Reading up on education reform and going to conferences like EduCon and Constructing Modern Knowledge (if I can get away for three days!), although not directly related to my responsibilities as a school psychologist, are important to me because they prevent me from becoming too isolated in my practice and, more importantly, keep me engaged as a visible stakeholder and participant in the discussions I think we need to be having about education right now (many of which, I’m finding out through my reading, have been going on for decades, to little avail).

At EduCon two weeks ago, as much as I enjoyed it, I couldn’t shake the feeling that I was the only one (psychologist) in the room at any given time.  As many of the conversations at EduCon focused around what teachers can do differently and how teachers can improve their practice, I continually wondered, “What can I do differently?  How can I contribute to some of these changes given the limited interactions I have with students?”  The teachers and administrators and techie folks all had at least a few kindred professional spirits to bounce ideas off of; I was not so lucky (this is probably fodder for another post).

I asked in a blog post almost two years ago what, if any, place psychologists have in the School 2.0/Unschool framework.  Let me expand that somewhat narrow question to YOUR vision of what school could/should be, free of movements or labels.

Maybe a better question for you progressive educators out there is this: what could I, given my skill set, do to support your efforts if I worked in your building?  Sky’s the limit; just put it out there.


  • I have a school psych in my PLN bootcamp. When we get to Twitter, you’re the first person I’m going to tell him to follow.
    .-= Dan Callahan´s last blog ..This week’s comments elsewhere (weekly) =-.

  • Thanks, Dan. Here are a few other school psychs in the Twitterverse:

    * seanjonesfoto
    * TriniGrlatHeart
    * studentsgrow
    * DLB_77

    Andrea, if you’re reading, feel free to add yourself to this list – I can’t find your Twitter username for the life of me.

  • Your questions and desire to see better things underscores your worth as a psychologist who is definitely still an educator! As a librarian, I share some of the same “how can I do more?” concerns. People in our roles see many (in my case, all) students. If you were in my school, here are some things I’d love to see you start or encourage or support:
    *teaching about how civility needs to be the most important part of everyone’s persona – in digital footprint and in face-to-face interactions
    *activities that give learners the energy to be more intellectually curious
    *real commitment to bringing the world in and sending the students (and their products, questions, etc.) out
    *increased support for the anxious – I know this is a tough one, but I see a lot of this in secondary schools and sometimes having a very visible support group triggers fear.
    *helping parents and community to support the arts in school
    * helping the school community to come up with more choices for students – beyond electives!
    * fighting the complacent “tracking = differentiation” idiocy. My son told me that within his honors classes, there was no allowance made for students who don’t need homework as an incentive to read, reason and write.

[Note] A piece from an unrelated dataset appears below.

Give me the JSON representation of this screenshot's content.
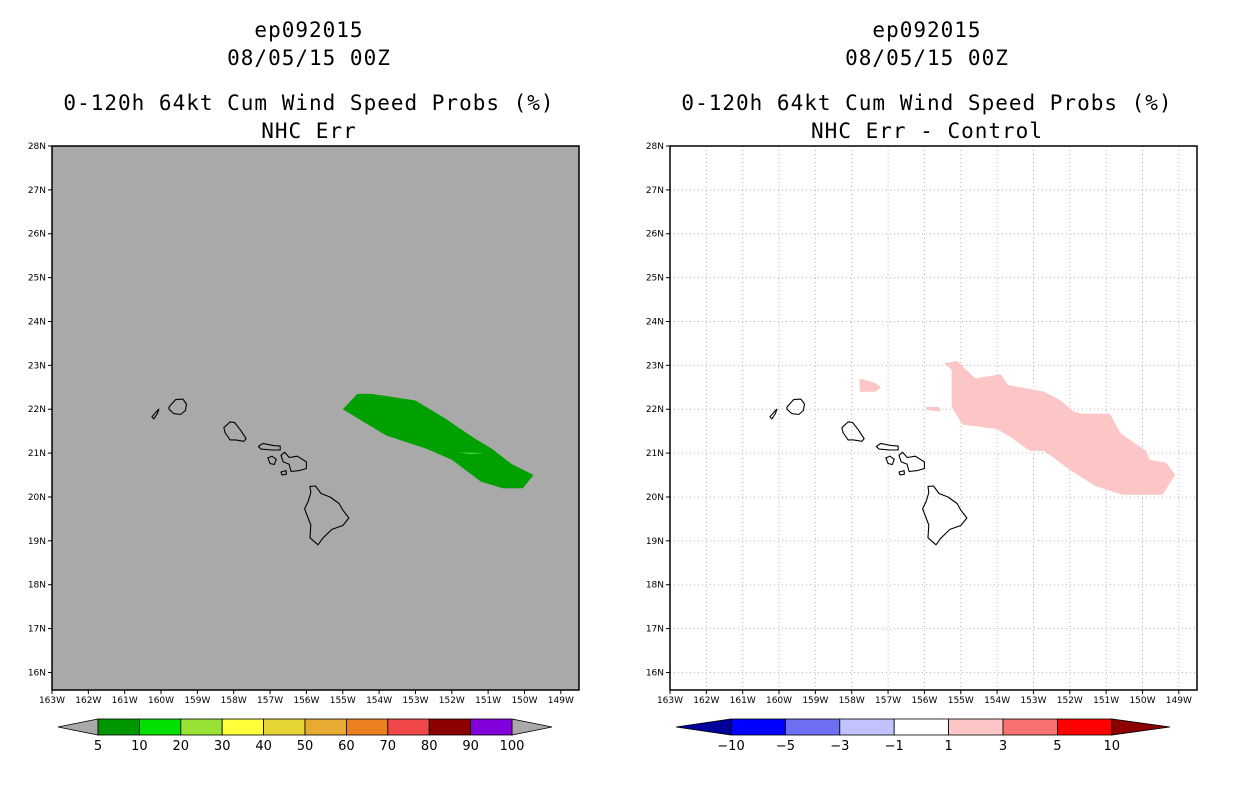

    You have a unique role; as an educator, you can teach faculty and students in ways that encourage real growth and as a psychologist, you can insist on change that yields a more flexible system for the benefit of students who need to be functional, active learners. I’m betting you’re already doing a terrific job.

  • I don’t know. I think a more useful question for you is: How do your passions connect to and align with your role as a school psychologist?Another question is: What are the needs in your school which are currently unmet that you could fill?
    .-= Marcy Webb´s last blog ..Fun Resource for Middle School Foreign Language =-.

  • @Melissa: Thanks for your kind words & your suggestions; all worthy of effort (especially the differentiation one, a pet cause/peeve of mine). I’m interested by your differentiation between psychologist & educator, though – although I’m not a classroom teacher anymore, I guess I’ve never stopped thinking of myself as an educator. Maybe I’m wrong?

    @Marcy: As I detailed in the post, I have done a few things to meet needs where I’ve seen them, but I’d like to know from teachers if I’m missing anything. As far as passions go… wow. Good question. This is hard to say, but I’m not entirely sure how they align with my job as the state of New Jersey has seen fit to define it (the job description of a school psych varies from state to state). I guess maybe that’s an inherent limitation of working in a position where I’m not in direct contact with students daily like a classroom teacher.